Par Dennis Schneider (texte)

Un combi VW sans volant ni rétroviseur, mais avec des roues en acier et l’autorisation de faire vibrer la voie : ce qui sonne aujourd’hui comme une blague de bistrot était, dans les années 1950, un raccourci tout simplement malin pour la Deutsche Bundesbahn. Il fallait des véhicules de service compacts pour les rails, rapides à déployer et robustes. Alors on a pris le Bulli, déjà considéré comme un outil passe-partout, et on l’a posé là où il n’était pas censé aller — sur la voie ferrée.

En 1954, l’idée devient un projet ; un an plus tard, le Klv 20 (« Kleinwagen mit Verbrennungsmotor », soit petit véhicule à moteur thermique) entre en service sous la forme d’une draisine T1. Deux entreprises se chargent de la transformation : Martin Beilhack à Rosenheim et la Waggon- und Maschinenbau GmbH de Donauwörth. Au final, la production s’arrête à 30 exemplaires — une micro-série qui n’existe que lorsque l’usage compte davantage que la légende. Voilà pourquoi chaque « Bulli sur rails » rescapé est aujourd’hui un petit évènement.

La construction est un mélange net de base de série et de technique spécialisée. La carrosserie provient d’un VW T1 Kombi, mais elle ne repose pas sur des roues classiques : elle est fixée sur un châssis principal supplémentaire soudé et sur un train de roulement ferroviaire. Le véhicule est propulsé par un moteur boxer essence Volkswagen de 28 ch en version industrielle, associé à une boîte mécanique à quatre rapports. Pas de chiffres pour frimer, mais assez pour emmener équipe et matériel là où il faut aller sur la ligne — même quand cela ressemble à du travail, pas à une balade.

Le vrai point fort, c’est un détail qu’on ne comprend qu’en considérant les rails non comme un décor romantique, mais comme une impasse : le dispositif de levage et de rotation. Au lieu de manœuvrer péniblement ou de reculer en tâtonnant, une seule personne soulève le Bulli, le fait pivoter de 180 degrés, puis le repose sur la voie. Un geste remplace un demi-tour dans un mouchoir de poche — et transforme le transporteur en outil de maintenance étonnamment efficace.

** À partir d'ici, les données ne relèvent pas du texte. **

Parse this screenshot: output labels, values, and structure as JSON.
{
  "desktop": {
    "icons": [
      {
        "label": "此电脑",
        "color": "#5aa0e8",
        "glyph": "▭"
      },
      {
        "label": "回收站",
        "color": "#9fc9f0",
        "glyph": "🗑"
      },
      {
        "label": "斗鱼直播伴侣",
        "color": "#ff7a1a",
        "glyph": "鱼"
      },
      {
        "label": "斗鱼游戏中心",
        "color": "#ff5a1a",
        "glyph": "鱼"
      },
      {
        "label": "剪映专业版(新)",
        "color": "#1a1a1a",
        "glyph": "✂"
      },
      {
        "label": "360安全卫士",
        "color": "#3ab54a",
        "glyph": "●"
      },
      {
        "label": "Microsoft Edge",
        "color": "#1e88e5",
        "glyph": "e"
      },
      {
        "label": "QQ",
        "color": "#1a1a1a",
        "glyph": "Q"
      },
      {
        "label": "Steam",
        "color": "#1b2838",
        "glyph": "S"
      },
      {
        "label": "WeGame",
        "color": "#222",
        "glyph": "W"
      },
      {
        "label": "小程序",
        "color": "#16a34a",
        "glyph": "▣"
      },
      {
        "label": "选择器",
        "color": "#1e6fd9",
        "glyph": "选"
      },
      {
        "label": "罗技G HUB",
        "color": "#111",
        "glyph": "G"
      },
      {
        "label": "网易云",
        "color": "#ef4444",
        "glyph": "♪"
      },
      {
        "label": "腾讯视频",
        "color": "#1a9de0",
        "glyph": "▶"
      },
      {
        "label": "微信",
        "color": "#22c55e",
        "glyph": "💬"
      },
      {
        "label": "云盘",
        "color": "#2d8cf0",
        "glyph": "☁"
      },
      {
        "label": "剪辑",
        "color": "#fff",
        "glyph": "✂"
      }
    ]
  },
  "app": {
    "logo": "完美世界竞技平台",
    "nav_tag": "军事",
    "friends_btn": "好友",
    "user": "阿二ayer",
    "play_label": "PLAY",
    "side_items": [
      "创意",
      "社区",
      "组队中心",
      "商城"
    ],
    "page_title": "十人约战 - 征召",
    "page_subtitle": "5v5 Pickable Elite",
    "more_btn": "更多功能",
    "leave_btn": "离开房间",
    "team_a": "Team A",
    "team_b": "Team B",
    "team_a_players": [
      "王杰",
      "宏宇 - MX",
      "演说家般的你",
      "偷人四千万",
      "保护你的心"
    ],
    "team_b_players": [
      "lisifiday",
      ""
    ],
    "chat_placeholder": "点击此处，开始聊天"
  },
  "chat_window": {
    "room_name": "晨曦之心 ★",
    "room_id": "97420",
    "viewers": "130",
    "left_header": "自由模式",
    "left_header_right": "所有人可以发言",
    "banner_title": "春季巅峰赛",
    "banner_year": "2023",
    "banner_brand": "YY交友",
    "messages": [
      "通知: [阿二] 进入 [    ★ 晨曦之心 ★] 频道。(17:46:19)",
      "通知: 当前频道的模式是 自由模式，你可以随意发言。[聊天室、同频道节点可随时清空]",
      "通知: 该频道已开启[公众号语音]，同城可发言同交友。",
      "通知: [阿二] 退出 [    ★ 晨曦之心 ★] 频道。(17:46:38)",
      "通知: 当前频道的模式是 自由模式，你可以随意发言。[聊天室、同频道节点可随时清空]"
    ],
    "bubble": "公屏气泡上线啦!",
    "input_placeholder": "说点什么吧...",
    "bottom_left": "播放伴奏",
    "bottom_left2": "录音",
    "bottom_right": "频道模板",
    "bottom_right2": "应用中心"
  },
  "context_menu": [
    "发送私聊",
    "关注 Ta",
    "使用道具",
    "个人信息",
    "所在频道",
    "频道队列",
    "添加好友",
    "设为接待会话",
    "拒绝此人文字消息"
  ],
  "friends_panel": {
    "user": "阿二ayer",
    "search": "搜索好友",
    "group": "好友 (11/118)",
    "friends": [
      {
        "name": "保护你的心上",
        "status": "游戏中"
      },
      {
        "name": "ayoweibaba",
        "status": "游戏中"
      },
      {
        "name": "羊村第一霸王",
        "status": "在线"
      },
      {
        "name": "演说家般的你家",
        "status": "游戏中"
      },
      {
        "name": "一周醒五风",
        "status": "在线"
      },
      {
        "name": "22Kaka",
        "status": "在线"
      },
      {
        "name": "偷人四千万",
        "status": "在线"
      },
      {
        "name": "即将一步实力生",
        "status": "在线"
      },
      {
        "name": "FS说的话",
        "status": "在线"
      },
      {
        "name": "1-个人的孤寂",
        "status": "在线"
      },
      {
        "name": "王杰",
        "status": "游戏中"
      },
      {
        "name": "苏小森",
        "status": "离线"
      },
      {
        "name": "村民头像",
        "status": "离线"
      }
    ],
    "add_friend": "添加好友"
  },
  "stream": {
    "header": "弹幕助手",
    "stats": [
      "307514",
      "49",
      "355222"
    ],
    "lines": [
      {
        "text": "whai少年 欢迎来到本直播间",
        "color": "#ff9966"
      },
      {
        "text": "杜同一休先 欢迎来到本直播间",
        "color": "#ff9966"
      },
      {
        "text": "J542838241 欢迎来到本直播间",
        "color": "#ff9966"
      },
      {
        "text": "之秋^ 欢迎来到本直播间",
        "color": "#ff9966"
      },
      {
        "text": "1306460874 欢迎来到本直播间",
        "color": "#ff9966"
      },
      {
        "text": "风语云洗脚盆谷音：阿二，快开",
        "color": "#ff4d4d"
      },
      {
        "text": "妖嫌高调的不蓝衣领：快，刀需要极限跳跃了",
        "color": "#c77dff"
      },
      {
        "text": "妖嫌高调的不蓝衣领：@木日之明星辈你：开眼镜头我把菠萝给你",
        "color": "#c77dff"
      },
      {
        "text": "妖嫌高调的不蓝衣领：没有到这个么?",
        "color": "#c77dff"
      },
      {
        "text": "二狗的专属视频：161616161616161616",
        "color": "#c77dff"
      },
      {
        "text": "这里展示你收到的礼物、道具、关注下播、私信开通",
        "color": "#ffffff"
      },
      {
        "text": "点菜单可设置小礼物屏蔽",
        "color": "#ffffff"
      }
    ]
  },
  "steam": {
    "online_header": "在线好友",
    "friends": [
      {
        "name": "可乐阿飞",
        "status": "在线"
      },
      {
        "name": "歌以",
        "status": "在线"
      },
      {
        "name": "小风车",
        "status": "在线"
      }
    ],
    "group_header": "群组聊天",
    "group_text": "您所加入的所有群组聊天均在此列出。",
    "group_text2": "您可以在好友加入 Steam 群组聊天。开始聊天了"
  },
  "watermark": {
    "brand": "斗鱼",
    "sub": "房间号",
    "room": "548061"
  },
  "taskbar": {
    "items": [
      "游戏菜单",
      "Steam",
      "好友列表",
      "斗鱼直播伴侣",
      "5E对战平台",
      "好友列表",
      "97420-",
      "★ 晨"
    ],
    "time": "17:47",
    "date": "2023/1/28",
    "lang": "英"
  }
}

Pour que le Bulli ne ressemble pas, sur le réseau, à un véhicule routier égaré, il reçoit les feux de signalisation prescrits pour les engins auxiliaires : deux feux blancs à l’avant, un rouge à l’arrière. À l’intérieur, il reste modulable. Il peut accueillir jusqu’à huit personnes et, si l’on a besoin de place pour du chargement plutôt que pour des passagers, les banquettes du compartiment arrière se retirent facilement. Le Klv 20 n’est donc pas seulement une curiosité : il est pensé comme un outil de travail, cohérent jusqu’au bout — flexible, simple, taillé pour le service.

Un exemplaire particulièrement rare, restauré, datant de 1955 et portant le numéro de véhicule 20-5011 appartient aujourd’hui à la collection de Volkswagen Nutzfahrzeuge Oldtimer à Hanovre. Sa carrière débute en Bavière, au dépôt (Bahnbetriebswerk) de Plattling, puis il passe au service de signalisation — là où l’on a besoin de véhicules plus proches de la voie que du garage. Après le retrait de la série dans les années 1970, ce Bulli sur rails atterrit dans le Palatinat, avant qu’un collectionneur ferroviaire de Hesse ne s’en occupe en 1988. Aujourd’hui, il est de retour là où il a sa place : entre des mains professionnelles, en état de rouler, et pas seulement « joli », mais à nouveau vraiment utilisable.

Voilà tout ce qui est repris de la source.